4.Au vu de ce qui précède, le recours doit être rejeté en
application de l'art. 322 al. 1 CPC, dans la mesure où il est recevable.
Le recours étant dénué de chances de succès, la requête
d'assistance judiciaire doit être rejetée.
Les frais judiciaires de deuxième instance, arrêtés à 300 fr.
(art. 71 al. 1 TFJC [tarif des frais judiciaires civils du 28 septembre 2010,
RSV 270.11.5]), seront mis à la charge de la recourante K.________ qui
succombe (art. 106 al. 1 CPC).
L'intimé n'ayant pas été invité à se déterminer, il n'y a pas lieu
à l'allocation de dépens de deuxième instance en sa faveur.
Par ces motifs,
la Chambre des recours civile du Tribunal cantonal,
statuant à huis clos,
en application de l'art. 322 al. 1 CPC,
p r o n o n c e :
I. Le recours est rejeté dans la mesure où il est recevable.

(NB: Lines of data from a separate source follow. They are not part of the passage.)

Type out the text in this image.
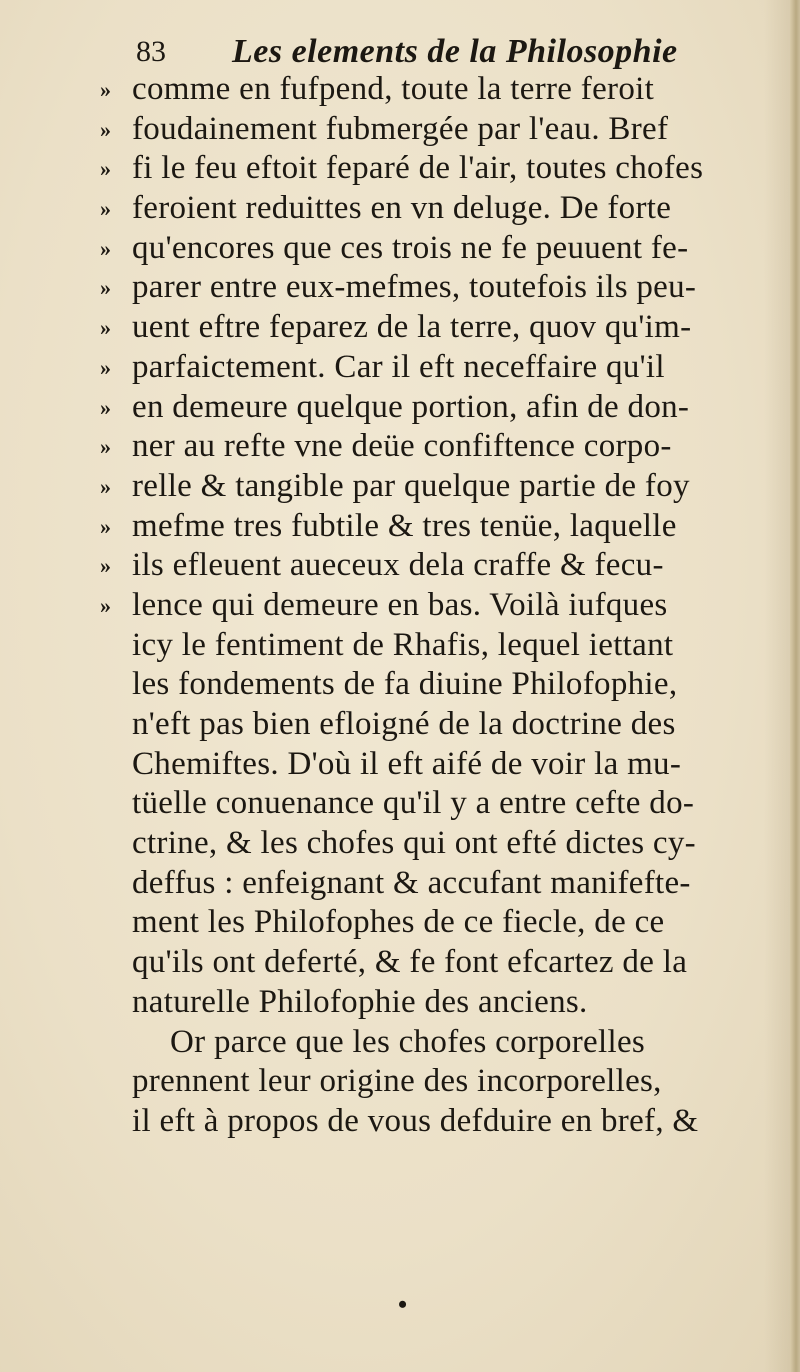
83 Les elements de la Philosophie
» comme en fufpend, toute la terre feroit
» foudainement fubmergée par l'eau. Bref
» fi le feu eftoit feparé de l'air, toutes chofes
» feroient reduittes en vn deluge. De forte
» qu'encores que ces trois ne fe peuuent fe-
» parer entre eux-mefmes, toutefois ils peu-
» uent eftre feparez de la terre, quov qu'im-
» parfaictement. Car il eft neceffaire qu'il
» en demeure quelque portion, afin de don-
» ner au refte vne deüe confiftence corpo-
» relle & tangible par quelque partie de foy
» mefme tres fubtile & tres tenüe, laquelle
» ils efleuent aueceux dela craffe & fecu-
» lence qui demeure en bas. Voilà iufques
icy le fentiment de Rhafis, lequel iettant
les fondements de fa diuine Philofophie,
n'eft pas bien efloigné de la doctrine des
Chemiftes. D'où il eft aifé de voir la mu-
tüelle conuenance qu'il y a entre cefte do-
ctrine, & les chofes qui ont efté dictes cy-
deffus : enfeignant & accufant manifefte-
ment les Philofophes de ce fiecle, de ce
qu'ils ont deferté, & fe font efcartez de la
naturelle Philofophie des anciens.
Or parce que les chofes corporelles
prennent leur origine des incorporelles,
il eft à propos de vous defduire en bref, &
•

II. Le prononcé est confirmé.
III. La requête d'assistance judiciaire est rejetée.
IV. Les frais judiciaires de deuxième instance, arrêtés à 300 fr.
(trois cents francs), sont mis à la charge de la recourante
K.________.
-
11 -
V. L'arrêt motivé est exécutoire.
Le président : La greffière :
Du 1
er
mars 2013
Le dispositif de l'arrêt qui précède est communiqué par écrit
aux intéressés.
La greffière :
Du
L'arrêt qui précède, dont la rédaction a été approuvée à huis
clos, est notifié en expédition complète, par l'envoi de photocopies, à :
-Me Franck-Olivier Karlen, avocat (pour K.),
-Me Pierre-Yves Court, avocat (pour D.).
Le présent arrêt peut faire l'objet d'un recours en matière
civile devant le Tribunal fédéral au sens des art. 72 ss LTF (loi du 17 juin
2005 sur le Tribunal fédéral – RS 173.110), cas échéant d'un recours
constitutionnel subsidiaire au sens des art. 113 ss LTF. Dans les affaires
pécuniaires, le recours en matière civile n'est recevable que si la valeur
litigieuse s'élève au moins à 15'000 fr. en matière de droit du travail et de
droit du bail à loyer, à 30'000 fr. dans les autres cas, à moins que la
contestation ne soulève une question juridique de principe (art. 74 LTF).
Ces recours doivent être déposés devant le Tribunal fédéral dans les
trente jours qui suivent la présente notification (art. 100 al. 1 LTF).
-
12 -
Cet arrêt est communiqué, par l'envoi de photocopies, à :
-M. le Président du Tribunal civil de l'arrondissement de Lausanne.